Face à la colère de la viticulture bourguignonne, l’Inao fait machine arrière
Première victoire viticole
Au terme d’une mobilisation expresse et efficace, les vignerons bourguignons obtiennent que l’Inao s’engage à ne pas exclure de communes de Bourgogne de l’appellation Bourgogne régionale. Ce pas en arrière ne règle pas pour autant une question délicate..
Ils étaient 450 vignerons bourguignons et politiciens locaux à manifester, joyeusement, jeudi 6 février, devant le siège de l’Inao, à Montreuil pour protester contre un projet qui leur apparaît aberrant. Ce jour, l’Institut national de l’origine et de la qualité (Inao) devait trancher un vieux débat, qui anime les esprits depuis 1937, à savoir où peut-on produire des vins qualifiés de Bourgogne AOC, appellation régionale. À l’époque, cette question ne semblait pas primordiale. Aujourd’hui, avec le succès mondial des crus bourguignons, le poids de l’appellation Bourgogne « générique » change la donne, et aiguise les appétits des voisins du Beaujolais.

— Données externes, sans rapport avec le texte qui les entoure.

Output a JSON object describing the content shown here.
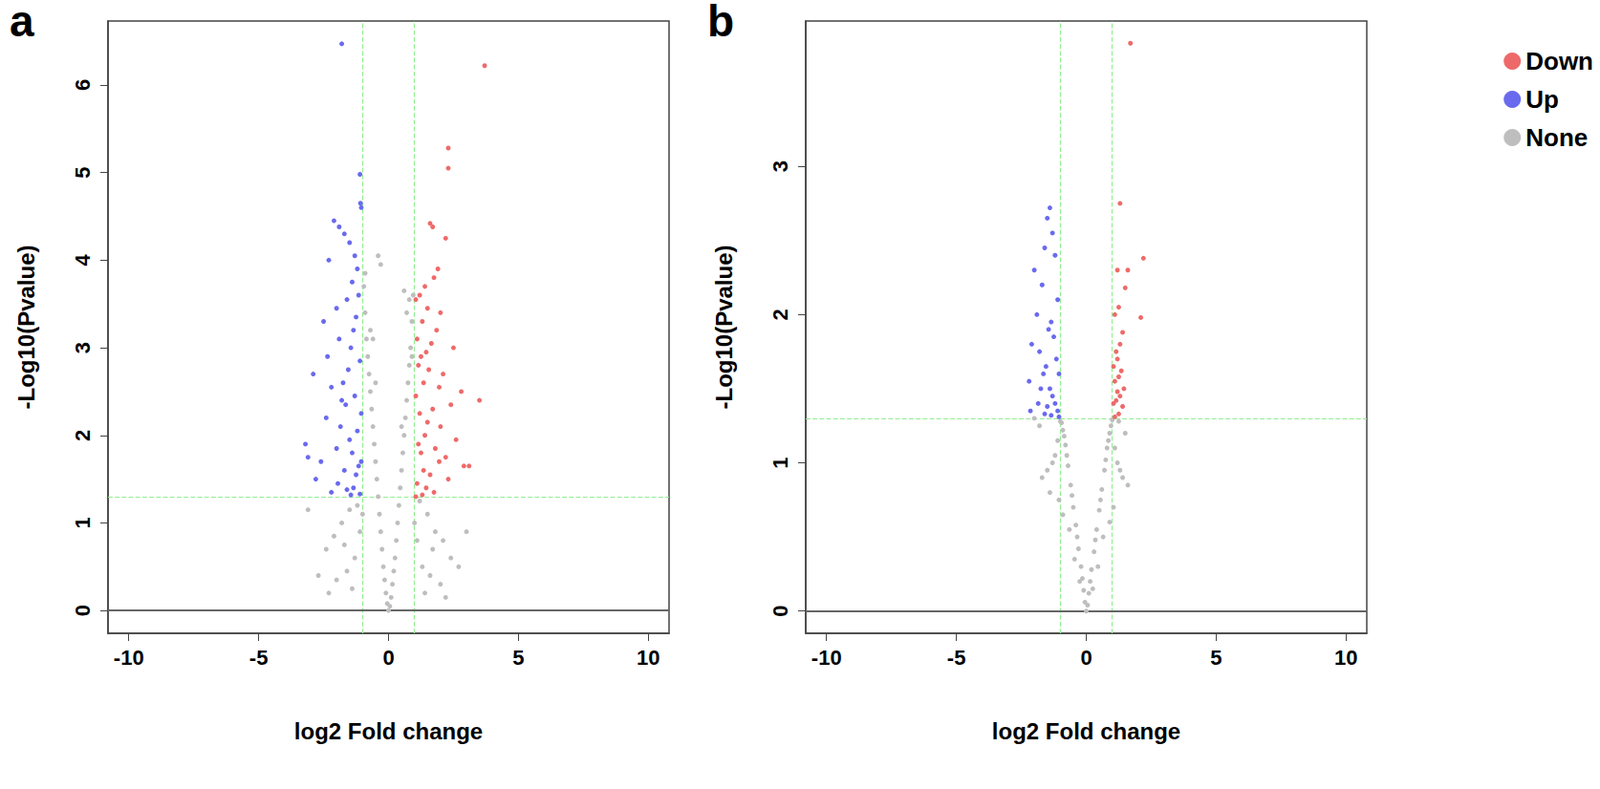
{
  "chart_data": [
    {
      "type": "scatter",
      "title": "a",
      "x_label": "log2 Fold change",
      "y_label": "-Log10(Pvalue)",
      "xlim": [
        -10.8,
        10.8
      ],
      "xticks": [
        -10,
        -5,
        0,
        5,
        10
      ],
      "ylim": [
        -0.26,
        6.73
      ],
      "yticks": [
        0,
        1,
        2,
        3,
        4,
        5,
        6
      ],
      "vlines": [
        {
          "value": -1,
          "line_style": "dashed"
        },
        {
          "value": 1,
          "line_style": "dashed"
        }
      ],
      "hlines": [
        {
          "value": 0,
          "line_style": "solid"
        },
        {
          "value": 1.301,
          "line_style": "dashed"
        }
      ],
      "series": [
        {
          "name": "Down",
          "color": "#EE6A6A",
          "marker": "circle",
          "x": [
            3.7,
            2.3,
            2.3,
            1.6,
            1.7,
            2.2,
            1.9,
            1.75,
            1.4,
            1.2,
            1.05,
            1.5,
            2.0,
            1.3,
            1.85,
            1.1,
            1.65,
            2.5,
            1.45,
            1.25,
            3.5,
            2.8,
            1.15,
            1.55,
            2.1,
            1.35,
            1.95,
            1.05,
            2.4,
            1.7,
            3.1,
            2.9,
            1.2,
            1.5,
            2.0,
            1.4,
            2.6,
            1.15,
            1.8,
            1.25,
            2.2,
            1.95,
            1.35,
            1.6,
            2.3,
            1.1,
            1.45,
            1.75,
            1.3,
            1.05
          ],
          "values": [
            6.22,
            5.28,
            5.05,
            4.42,
            4.38,
            4.25,
            3.9,
            3.8,
            3.7,
            3.6,
            3.55,
            3.45,
            3.4,
            3.3,
            3.2,
            3.1,
            3.05,
            3.0,
            2.95,
            2.9,
            2.4,
            2.5,
            2.8,
            2.75,
            2.7,
            2.6,
            2.55,
            2.45,
            2.35,
            2.3,
            1.65,
            1.65,
            2.25,
            2.15,
            2.1,
            2.0,
            1.95,
            1.9,
            1.85,
            1.8,
            1.75,
            1.7,
            1.6,
            1.55,
            1.5,
            1.45,
            1.4,
            1.35,
            1.32,
            1.3
          ]
        },
        {
          "name": "Up",
          "color": "#6A6AEE",
          "marker": "circle",
          "x": [
            -1.8,
            -1.1,
            -1.08,
            -1.05,
            -2.1,
            -1.9,
            -1.7,
            -1.5,
            -1.3,
            -1.2,
            -2.3,
            -1.4,
            -1.15,
            -1.6,
            -2.0,
            -1.25,
            -1.35,
            -1.9,
            -2.5,
            -1.45,
            -2.9,
            -1.1,
            -1.55,
            -1.75,
            -2.2,
            -1.3,
            -1.65,
            -1.05,
            -2.4,
            -1.85,
            -3.2,
            -3.1,
            -1.2,
            -1.5,
            -2.0,
            -1.4,
            -2.6,
            -1.15,
            -1.7,
            -1.25,
            -2.8,
            -1.95,
            -1.35,
            -1.6,
            -2.2,
            -1.1,
            -1.45,
            -2.35,
            -1.8,
            -1.05
          ],
          "values": [
            6.47,
            4.98,
            4.65,
            4.6,
            4.45,
            4.38,
            4.3,
            4.2,
            4.05,
            3.9,
            4.0,
            3.75,
            3.6,
            3.55,
            3.45,
            3.35,
            3.2,
            3.1,
            3.3,
            3.0,
            2.7,
            2.85,
            2.75,
            2.6,
            2.55,
            2.45,
            2.35,
            2.25,
            2.2,
            2.1,
            1.9,
            1.75,
            2.05,
            1.95,
            1.85,
            1.8,
            1.7,
            1.65,
            1.6,
            1.55,
            1.5,
            1.45,
            1.4,
            1.38,
            1.35,
            1.33,
            1.32,
            2.9,
            2.4,
            1.7
          ]
        },
        {
          "name": "None",
          "color": "#BEBEBE",
          "marker": "circle",
          "x": [
            0,
            0.05,
            -0.05,
            0.1,
            -0.1,
            0.15,
            -0.15,
            0.2,
            -0.2,
            0.25,
            -0.25,
            0.3,
            -0.3,
            0.35,
            -0.35,
            0.4,
            -0.4,
            0.45,
            -0.45,
            0.5,
            -0.5,
            0.55,
            -0.55,
            0.6,
            -0.6,
            0.65,
            -0.65,
            0.7,
            -0.7,
            0.75,
            -0.75,
            0.8,
            -0.8,
            0.85,
            -0.85,
            0.9,
            -0.9,
            0.95,
            -0.95,
            -0.4,
            -0.3,
            0.6,
            0.8,
            -0.9,
            -0.7,
            0.9,
            0.7,
            -0.6,
            0.5,
            -0.5,
            1.2,
            -1.2,
            1.5,
            -1.5,
            1.8,
            -1.8,
            2.1,
            -2.1,
            2.4,
            -2.4,
            1.1,
            -1.1,
            1.3,
            -1.3,
            1.6,
            -1.6,
            2.0,
            -2.0,
            2.7,
            -2.7,
            3.0,
            -3.1,
            1.4,
            -1.4,
            2.2,
            -2.3,
            1.7,
            -1.7,
            1.0,
            -1.0
          ],
          "values": [
            0,
            0.05,
            0.08,
            0.15,
            0.2,
            0.3,
            0.35,
            0.45,
            0.5,
            0.6,
            0.7,
            0.8,
            0.9,
            1.0,
            1.1,
            1.2,
            1.3,
            1.4,
            1.5,
            1.6,
            1.7,
            1.8,
            1.9,
            2.0,
            2.1,
            2.2,
            2.3,
            2.4,
            2.5,
            2.6,
            2.7,
            2.8,
            2.9,
            3.0,
            3.1,
            3.3,
            3.4,
            3.6,
            3.7,
            4.05,
            3.95,
            3.65,
            3.55,
            3.85,
            3.2,
            2.9,
            3.4,
            3.1,
            2.1,
            2.6,
            1.25,
            1.2,
            1.1,
            1.15,
            0.9,
            1.0,
            0.8,
            0.85,
            0.6,
            0.7,
            0.8,
            0.9,
            0.5,
            0.6,
            0.4,
            0.45,
            0.3,
            0.35,
            0.5,
            0.4,
            0.9,
            1.15,
            0.2,
            0.25,
            0.15,
            0.2,
            0.7,
            0.75,
            1.0,
            1.1
          ]
        }
      ]
    },
    {
      "type": "scatter",
      "title": "b",
      "x_label": "log2 Fold change",
      "y_label": "-Log10(Pvalue)",
      "xlim": [
        -10.8,
        10.8
      ],
      "xticks": [
        -10,
        -5,
        0,
        5,
        10
      ],
      "ylim": [
        -0.15,
        3.98
      ],
      "yticks": [
        0,
        1,
        2,
        3
      ],
      "legend": "top right",
      "vlines": [
        {
          "value": -1,
          "line_style": "dashed"
        },
        {
          "value": 1,
          "line_style": "dashed"
        }
      ],
      "hlines": [
        {
          "value": 0,
          "line_style": "solid"
        },
        {
          "value": 1.301,
          "line_style": "dashed"
        }
      ],
      "series": [
        {
          "name": "Down",
          "color": "#EE6A6A",
          "marker": "circle",
          "x": [
            1.7,
            1.3,
            2.2,
            1.6,
            1.2,
            1.5,
            2.1,
            1.25,
            1.1,
            1.4,
            1.3,
            1.15,
            1.2,
            1.05,
            1.35,
            1.25,
            1.1,
            1.45,
            1.2,
            1.3,
            1.15,
            1.05,
            1.4,
            1.25,
            1.1
          ],
          "values": [
            3.83,
            2.75,
            2.38,
            2.3,
            2.3,
            2.18,
            1.98,
            2.05,
            2.0,
            1.88,
            1.8,
            1.75,
            1.7,
            1.65,
            1.62,
            1.58,
            1.55,
            1.5,
            1.48,
            1.45,
            1.42,
            1.4,
            1.38,
            1.33,
            1.31
          ]
        },
        {
          "name": "Up",
          "color": "#6A6AEE",
          "marker": "circle",
          "x": [
            -1.4,
            -1.5,
            -1.3,
            -1.6,
            -1.2,
            -2.0,
            -1.7,
            -1.1,
            -1.9,
            -1.35,
            -1.45,
            -2.1,
            -1.25,
            -1.8,
            -1.15,
            -1.55,
            -1.05,
            -2.2,
            -1.65,
            -1.4,
            -1.3,
            -1.75,
            -1.2,
            -1.5,
            -1.1,
            -1.85,
            -1.6,
            -1.35,
            -1.05,
            -2.15
          ],
          "values": [
            2.72,
            2.65,
            2.55,
            2.45,
            2.4,
            2.3,
            2.2,
            2.1,
            2.0,
            1.95,
            1.9,
            1.8,
            1.85,
            1.75,
            1.7,
            1.65,
            1.6,
            1.55,
            1.6,
            1.5,
            1.45,
            1.5,
            1.4,
            1.38,
            1.35,
            1.4,
            1.33,
            1.32,
            1.31,
            1.35
          ]
        },
        {
          "name": "None",
          "color": "#BEBEBE",
          "marker": "circle",
          "x": [
            0,
            0.05,
            -0.05,
            0.1,
            -0.1,
            0.15,
            -0.15,
            0.2,
            -0.2,
            0.3,
            -0.3,
            0.35,
            -0.35,
            0.4,
            -0.4,
            0.5,
            -0.5,
            0.55,
            -0.55,
            0.6,
            -0.6,
            0.7,
            -0.7,
            0.75,
            -0.75,
            0.8,
            -0.8,
            0.85,
            -0.85,
            0.9,
            -0.9,
            0.95,
            -0.95,
            1.0,
            -1.0,
            1.1,
            -1.1,
            1.2,
            -1.2,
            1.3,
            -1.3,
            1.4,
            -1.5,
            1.6,
            -1.7,
            -2.0,
            -1.8,
            1.5,
            -1.4,
            1.25,
            0.45,
            -0.45,
            0.65,
            -0.65,
            0.25,
            -0.25,
            1.05,
            -1.05,
            0.9,
            -0.9
          ],
          "values": [
            0,
            0.04,
            0.06,
            0.12,
            0.14,
            0.2,
            0.22,
            0.28,
            0.3,
            0.4,
            0.42,
            0.48,
            0.5,
            0.55,
            0.58,
            0.68,
            0.7,
            0.75,
            0.78,
            0.82,
            0.85,
            0.95,
            0.98,
            1.02,
            1.05,
            1.1,
            1.12,
            1.15,
            1.18,
            1.2,
            1.22,
            1.25,
            1.27,
            1.29,
            1.28,
            1.1,
            1.15,
            1.0,
            1.05,
            0.95,
            1.0,
            0.9,
            0.95,
            0.85,
            0.9,
            1.3,
            1.25,
            1.2,
            0.8,
            1.28,
            0.3,
            0.35,
            0.5,
            0.55,
            0.15,
            0.2,
            0.7,
            0.75,
            0.6,
            0.65
          ]
        }
      ]
    }
  ]
}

L’Inao fait machine arrière.
L’Inao projetait d’exclure 64 communes de Bourgogne de l’appellation, tout en y faisant entrer la moitié des communes du Beaujolais, principalement celles situées au sud de Villefranche-sur-Saône. Pour élaborer son projet d’aire géographique, l’Institut s’appuyait sur des critères naturels — nature du sous-sol, type de cépage planté… — et sur un critère d’usage : a-t-on planté et récolté du Bourgogne rouge (pinot noir) ou blanc (chardonnay) régulièrement sur cette zone ces 8 dernières années. Avec ce dernier critère, certains secteurs de Bourgogne viticole où l’on produit du Chablis (Chablisien), ou du Crémant de Bourgogne (Châtillonnais), et très minoritairement des Bourgognes AOC, se trouvaient exclus du projet d’appellation. Un non sens historique, et une grosse erreur de communication de l’Inao, qui fait donc machine arrière sur ce point. « Le projet présenté aux Bourguignons prévoyait initialement d’exclure 64 communes dans les secteurs de Chablis, de Dijon (capitale de la Bourgogne !), du Châtillonnais et des autres vignobles de la Bourgogne. L’INAO s’engage finalement à ne pas exclure les communes bourguignonnes de l’aire de production de l’AOC Bourgogne. », se félicite Guillaume Willette, directeur du Syndicat des Bourgognes.
La question du Beaujolais en suspend.
Pourtant, ce retrait demeure insuffisant à ses yeux : « c’est un premier pas, mais ça ne règle en rien les problèmes de fond », lance-t-il. Le retrait du projet ne débouche pas sur de nouvelles propositions de l’Inao, qui prendront du temps à élaborer. Et si le retour des 64 communes « exclues » rassérène la profession, il n’apaise pas ses craintes quant au vignoble du Beaujolais. Actuellement, l’appellation Bourgogne est produite sur 2600 hectares, blanc et rouge confondus, mais l’Inao prévoit d’autoriser la production en Beaujolais, sur une surface potentielle importante, et débattue. La carte de l’Institut englobe des zones larges, et n’a pas encore la précision parcellaire, d’où un léger flou quant aux estimations de surface : d’un côté les vignerons bourguignons estiment que plus de 10 000 hectares de Beaujolais pourraient produire des Bourgognes, tandis que l’Inao estime cette même surface de 2 000 à 3 000 hectares. Actuellement, ces vignes produisent des vins d’appellation Beaujolais, et des crémants pour les grandes maisons de négoce beaunoises, mais rien ne s’opposerait à une conversion partielle ou totale vers l’appellation Bourgogne, ce qui risquerait d’en déstabiliser la valeur marchande. Aujourd’hui, le beaujolais rouge se vend deux fois moins cher que le Bourgogne rouge.